Turkey wants better ties with Israel, talks to continue, says Erdoğan
Turkey would like to have better ties with Israel, and talks at the intelligence level will continue between the two sides, President Recep Tayyip Erdoğan said on Dec. 25, while criticizing Israeli policy toward Palestinians as “unacceptable.”
Turkey had issues with “people at the top level” in Israel, and that ties could have been “very different” if it were not for those issues, Erdoğan told reporters after Friday prayers in Istanbul.
“If there were no issues at the top level, our ties could have been very different,” he said.
“The Palestine policy is our red line. It is impossible for us to accept Israel’s Palestine policies.

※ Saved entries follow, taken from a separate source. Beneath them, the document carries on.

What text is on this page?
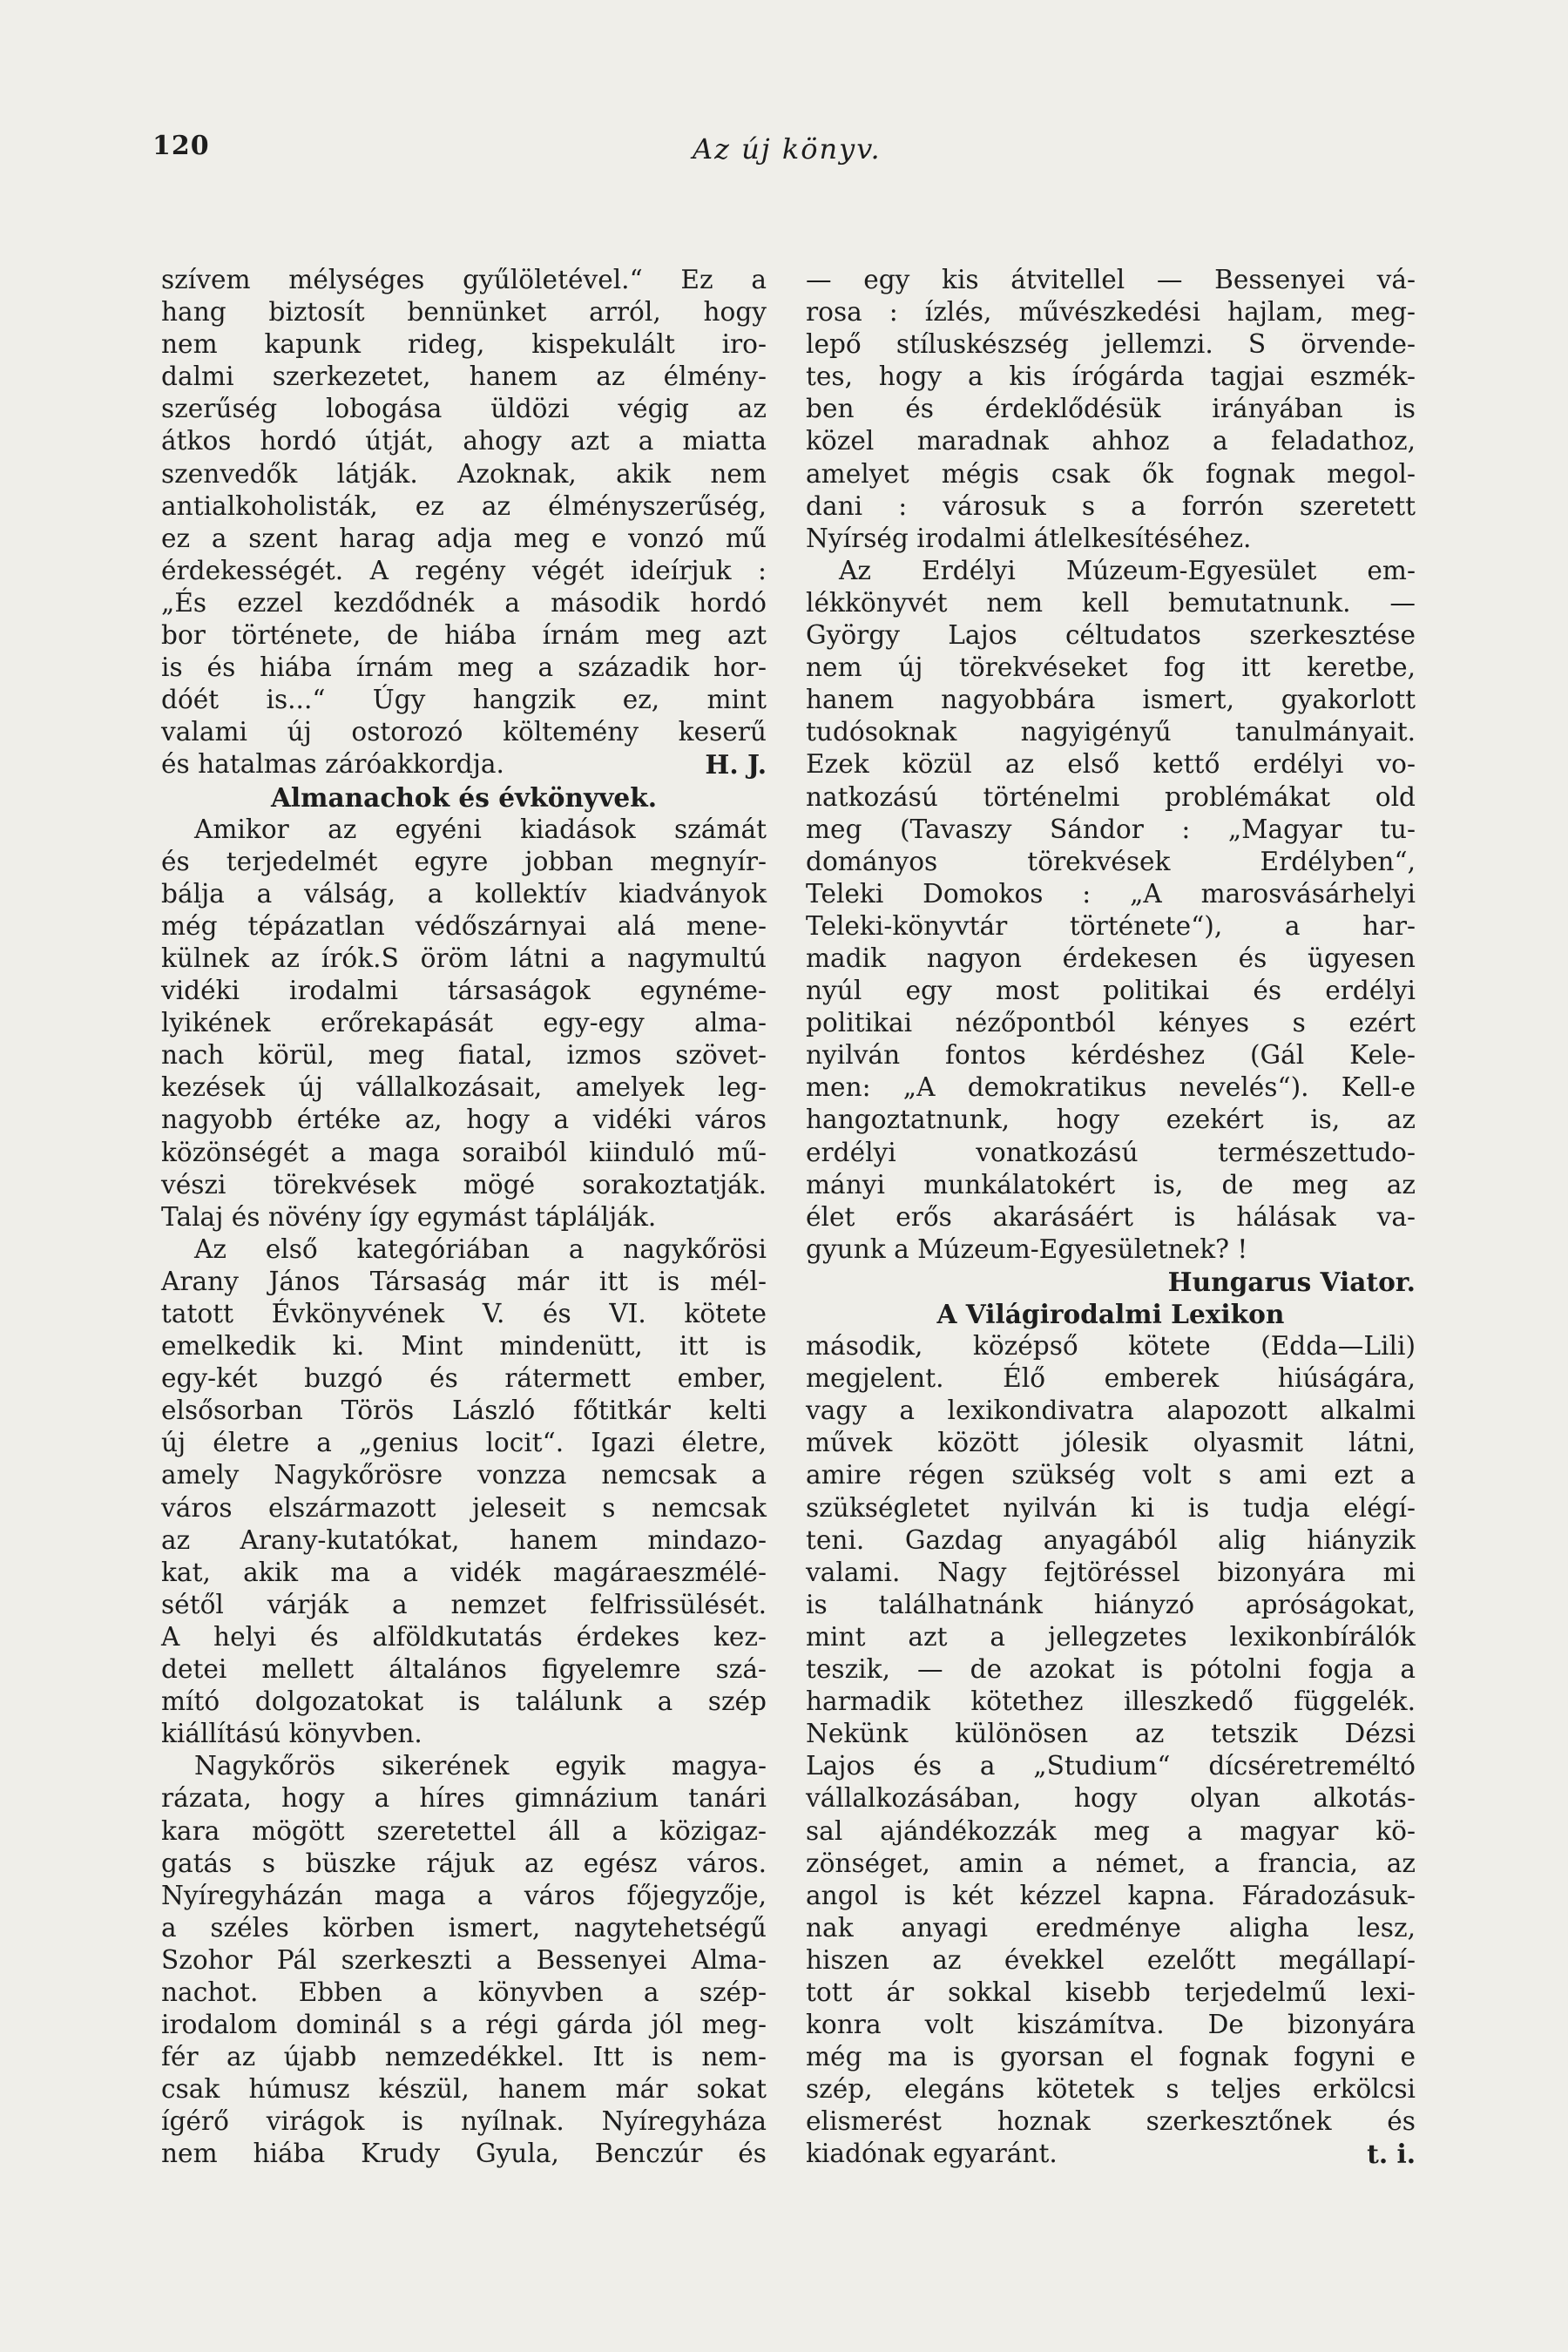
120	Az új könyv.
szívem mélységes gyűlöletével.“ Ez a
hang biztosít bennünket arról, hogy
nem kapunk rideg, kispekulált iro-
dalmi szerkezetet, hanem az élmény-
szerűség lobogása üldözi végig az
átkos hordó útját, ahogy azt a miatta
szenvedők látják. Azoknak, akik nem
antialkoholisták, ez az élményszerűség,
ez a szent harag adja meg e vonzó mű
érdekességét. A regény végét ideírjuk :
„És ezzel kezdődnék a második hordó
bor története, de hiába írnám meg azt
is és hiába írnám meg a századik hor-
dóét is...“ Úgy hangzik ez, mint
valami új ostorozó költemény keserű
és hatalmas záróakkordja.	H. J.
Almanachok és évkönyvek.
Amikor az egyéni kiadások számát
és terjedelmét egyre jobban megnyír-
bálja a válság, a kollektív kiadványok
még tépázatlan védőszárnyai alá mene-
külnek az írók.S öröm látni a nagymultú
vidéki irodalmi társaságok egynéme-
lyikének erőrekapását egy-egy alma-
nach körül, meg fiatal, izmos szövet-
kezések új vállalkozásait, amelyek leg-
nagyobb értéke az, hogy a vidéki város
közönségét a maga soraiból kiinduló mű-
vészi törekvések mögé sorakoztatják.
Talaj és növény így egymást táplálják.
Az első kategóriában a nagykőrösi
Arany János Társaság már itt is mél-
tatott Évkönyvének V. és VI. kötete
emelkedik ki. Mint mindenütt, itt is
egy-két buzgó és rátermett ember,
elsősorban Törös László főtitkár kelti
új életre a „genius locit“. Igazi életre,
amely Nagykőrösre vonzza nemcsak a
város elszármazott jeleseit s nemcsak
az Arany-kutatókat, hanem mindazo-
kat, akik ma a vidék magáraeszmélé-
sétől várják a nemzet felfrissülését.
A helyi és alföldkutatás érdekes kez-
detei mellett általános figyelemre szá-
mító dolgozatokat is találunk a szép
kiállítású könyvben.
Nagykőrös sikerének egyik magya-
rázata, hogy a híres gimnázium tanári
kara mögött szeretettel áll a közigaz-
gatás s büszke rájuk az egész város.
Nyíregyházán maga a város főjegyzője,
a széles körben ismert, nagytehetségű
Szohor Pál szerkeszti a Bessenyei Alma-
nachot. Ebben a könyvben a szép-
irodalom dominál s a régi gárda jól meg-
fér az újabb nemzedékkel. Itt is nem-
csak húmusz készül, hanem már sokat
ígérő virágok is nyílnak. Nyíregyháza
nem hiába Krudy Gyula, Benczúr és
— egy kis átvitellel — Bessenyei vá-
rosa : ízlés, művészkedési hajlam, meg-
lepő stíluskészség jellemzi. S örvende-
tes, hogy a kis írógárda tagjai eszmék-
ben és érdeklődésük irányában is
közel maradnak ahhoz a feladathoz,
amelyet mégis csak ők fognak megol-
dani : városuk s a forrón szeretett
Nyírség irodalmi átlelkesítéséhez.
Az Erdélyi Múzeum-Egyesület em-
lékkönyvét nem kell bemutatnunk. —
György Lajos céltudatos szerkesztése
nem új törekvéseket fog itt keretbe,
hanem nagyobbára ismert, gyakorlott
tudósoknak nagyigényű tanulmányait.
Ezek közül az első kettő erdélyi vo-
natkozású történelmi problémákat old
meg (Tavaszy Sándor : „Magyar tu-
dományos törekvések Erdélyben“,
Teleki Domokos : „A marosvásárhelyi
Teleki-könyvtár története“), a har-
madik nagyon érdekesen és ügyesen
nyúl egy most politikai és erdélyi
politikai nézőpontból kényes s ezért
nyilván fontos kérdéshez (Gál Kele-
men: „A demokratikus nevelés“). Kell-e
hangoztatnunk, hogy ezekért is, az
erdélyi vonatkozású természettudo-
mányi munkálatokért is, de meg az
élet erős akarásáért is hálásak va-
gyunk a Múzeum-Egyesületnek? !
Hungarus Viator.
A Világirodalmi Lexikon
második, középső kötete (Edda—Lili)
megjelent. Élő emberek hiúságára,
vagy a lexikondivatra alapozott alkalmi
művek között jólesik olyasmit látni,
amire régen szükség volt s ami ezt a
szükségletet nyilván ki is tudja elégí-
teni. Gazdag anyagából alig hiányzik
valami. Nagy fejtöréssel bizonyára mi
is találhatnánk hiányzó apróságokat,
mint azt a jellegzetes lexikonbírálók
teszik, — de azokat is pótolni fogja a
harmadik kötethez illeszkedő függelék.
Nekünk különösen az tetszik Dézsi
Lajos és a „Studium“ dícséretreméltó
vállalkozásában, hogy olyan alkotás-
sal ajándékozzák meg a magyar kö-
zönséget, amin a német, a francia, az
angol is két kézzel kapna. Fáradozásuk-
nak anyagi eredménye aligha lesz,
hiszen az évekkel ezelőtt megállapí-
tott ár sokkal kisebb terjedelmű lexi-
konra volt kiszámítva. De bizonyára
még ma is gyorsan el fognak fogyni e
szép, elegáns kötetek s teljes erkölcsi
elismerést hoznak szerkesztőnek és
kiadónak egyaránt.	t. i.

Their merciless acts there are unacceptable,” Erdoğan said.
“We would like to bring our ties to a better point,” he added.
Israel and Turkey have had a bitter falling out in recent years, despite strong commercial ties. Ankara has repeatedly condemned Israel’s occupation in the West Bank and its treatment of Palestinians.
Turkish-Israeli relations were suspended in 2010 after the Israel Defense Forces (IDF) stormed the Mavi Marmara, part of the Gaza-bound “Gaza Freedom Flotilla,” which was trying to break the Israeli blockade on Palestinians in the Gaza Strip. Some 10 Turkish activists were killed in the raid.
In 2016, Israel and Turkey reached an agreement to normalize relations after six years of strained ties. However, the two capitals were not able to meet the normalization process mainly due to issues regarding Israeli interventions in the Palestinian territories.
The former allies expelled each other’s top diplomats in 2018 over clashes when dozens of Palestinians were killed by Israeli forces on the Gaza border. However, Ankara and Tel Aviv have continued to trade with one another over the years.
In August, Israel accused Turkey of giving passports to a dozen Hamas members in Istanbul, describing the move as “a very unfriendly step” which his government would raise with Turkish officials.